When migrating your code from another database to SQL Data Warehouse, you will most likely need to make changes to your code base. Some SQL Data Warehouse features can significantly improve performance as they are designed to work in a distributed fashion. However, to maintain performance and scale, some features are also not available.
Common T-SQL Limitations
The following list summarizes the most common feature which are not supported in Azure SQL Data Warehouse. The links take you to workarounds for the unsupported feature:
- ANSI joins on updates
- ANSI joins on deletes
- merge statement
- cross-database joins
- output clause
- inline user-defined functions
- multi-statement functions
- common table expressions
- [recursive common table expressions (CTE)](#Recursive-common-table-expressions-(CTE)
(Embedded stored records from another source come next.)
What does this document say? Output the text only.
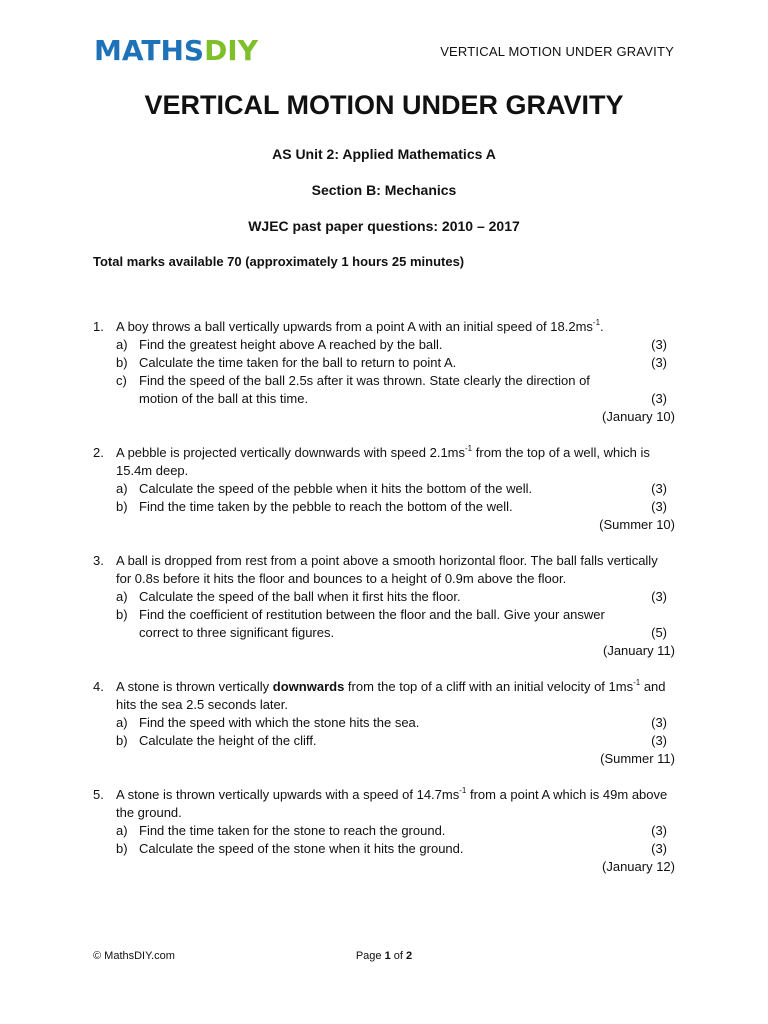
MATHSDIY	VERTICAL MOTION UNDER GRAVITY
VERTICAL MOTION UNDER GRAVITY
AS Unit 2: Applied Mathematics A
Section B: Mechanics
WJEC past paper questions: 2010 – 2017
Total marks available 70 (approximately 1 hours 25 minutes)
1. A boy throws a ball vertically upwards from a point A with an initial speed of $18.2ms^{-1}$.
a) Find the greatest height above A reached by the ball.	(3)
b) Calculate the time taken for the ball to return to point A.	(3)
c) Find the speed of the ball 2.5s after it was thrown. State clearly the direction of
motion of the ball at this time.	(3)
(January 10)
2. A pebble is projected vertically downwards with speed $2.1ms^{-1}$ from the top of a well, which is 15.4m deep.
a) Calculate the speed of the pebble when it hits the bottom of the well.	(3)
b) Find the time taken by the pebble to reach the bottom of the well.	(3)
(Summer 10)
3. A ball is dropped from rest from a point above a smooth horizontal floor. The ball falls vertically for 0.8s before it hits the floor and bounces to a height of 0.9m above the floor.
a) Calculate the speed of the ball when it first hits the floor.	(3)
b) Find the coefficient of restitution between the floor and the ball. Give your answer
correct to three significant figures.	(5)
(January 11)
4. A stone is thrown vertically downwards from the top of a cliff with an initial velocity of $1ms^{-1}$ and hits the sea 2.5 seconds later.
a) Find the speed with which the stone hits the sea.	(3)
b) Calculate the height of the cliff.	(3)
(Summer 11)
5. A stone is thrown vertically upwards with a speed of $14.7ms^{-1}$ from a point A which is 49m above the ground.
a) Find the time taken for the stone to reach the ground.	(3)
b) Calculate the speed of the stone when it hits the ground.	(3)
(January 12)
© MathsDIY.com	Page 1 of 2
- CLR functions and procedures
- $partition function
- table variables
- table value parameters
- distributed transactions
- commit / rollback work
- save transaction
- execution contexts (EXECUTE AS)
- group by clause with rollup / cube / grouping sets options
- nesting levels beyond 8
- updating through views
- use of select for variable assignment
- no MAX data type for dynamic SQL strings
Fortunately most of these limitations can be worked around. Explanations are provided in the relevant development articles referenced above.
Supported CTE features
Common table expressions (CTEs) are partially supported in SQL Data Warehouse. The following CTE features are currently supported:
- A CTE can be specified in a SELECT statement.
- A CTE can be specified in a CREATE VIEW statement.
- A CTE can be specified in a CREATE TABLE AS SELECT (CTAS) statement.
- A CTE can be specified in a CREATE REMOTE TABLE AS SELECT (CRTAS) statement.
- A CTE can be specified in a CREATE EXTERNAL TABLE AS SELECT (CETAS) statement.
- A remote table can be referenced from a CTE.
- An external table can be referenced from a CTE.
- Multiple CTE query definitions can be defined in a CTE.
Common table expressions have some limitations in SQL Data Warehouse including:
- A CTE must be followed by a single SELECT statement. INSERT, UPDATE, DELETE, and MERGE statements are not supported.
- A common table expression that includes references to itself (a recursive common table expression) is not supported (see below section).
- Specifying more than one WITH clause in a CTE is not allowed. For example, if a CTE_query_definition contains a subquery, that subquery cannot contain a nested WITH clause that defines another CTE.
- An ORDER BY clause cannot be used in the CTE_query_definition, except when a TOP clause is specified.
- When a CTE is used in a statement that is part of a batch, the statement before it must be followed by a semicolon.
- When used in statements prepared by sp_prepare, CTEs will behave the same way as other SELECT statements in PDW. However, if CTEs are used as part of CETAS prepared by sp_prepare, the behavior can defer from SQL Server and other PDW statements because of the way binding is implemented for sp_prepare. If SELECT that references CTE is using a wrong column that does not exist in CTE, the sp_prepare will pass without detecting the error, but the error will be thrown during sp_execute instead.
Recursive CTEs are not supported in SQL Data Warehouse. The migraion of recursive CTE can be somewhat complete and the best process is to break down the into multiple steps. You can typically use a loop and populate a temporary table as you iterate over the recursive interim queries. Once the temporary table is populated you can then return the data as a single result set. A similar approach has been used to solve
GROUP BY WITH CUBE in the group by clause with rollup / cube / grouping sets options article.
Unsupported system functions
There are also some system functions that are not supported. Some of the main ones you might typically find used in data warehousing are:
Some of these issues can be worked around.
To work around lack of support for @@ROWCOUNT, create a stored procedure that will retrieve the last row count from sys.dm_pdw_request_steps and then execute
EXEC LastRowCount after a DML statement.
CREATE PROCEDURE LastRowCount AS WITH LastRequest as ( SELECT TOP 1 request_id FROM sys.dm_pdw_exec_requests WHERE session_id = SESSION_ID() AND resource_class IS NOT NULL ORDER BY end_time DESC ), LastRequestRowCounts as ( SELECT step_index, row_count FROM sys.dm_pdw_request_steps WHERE row_count >= 0 AND request_id IN (SELECT request_id from LastRequest) ) SELECT TOP 1 row_count FROM LastRequestRowCounts ORDER BY step_index DESC ;
For a complete list of all supported T-SQL statements, see Transact-SQL topics.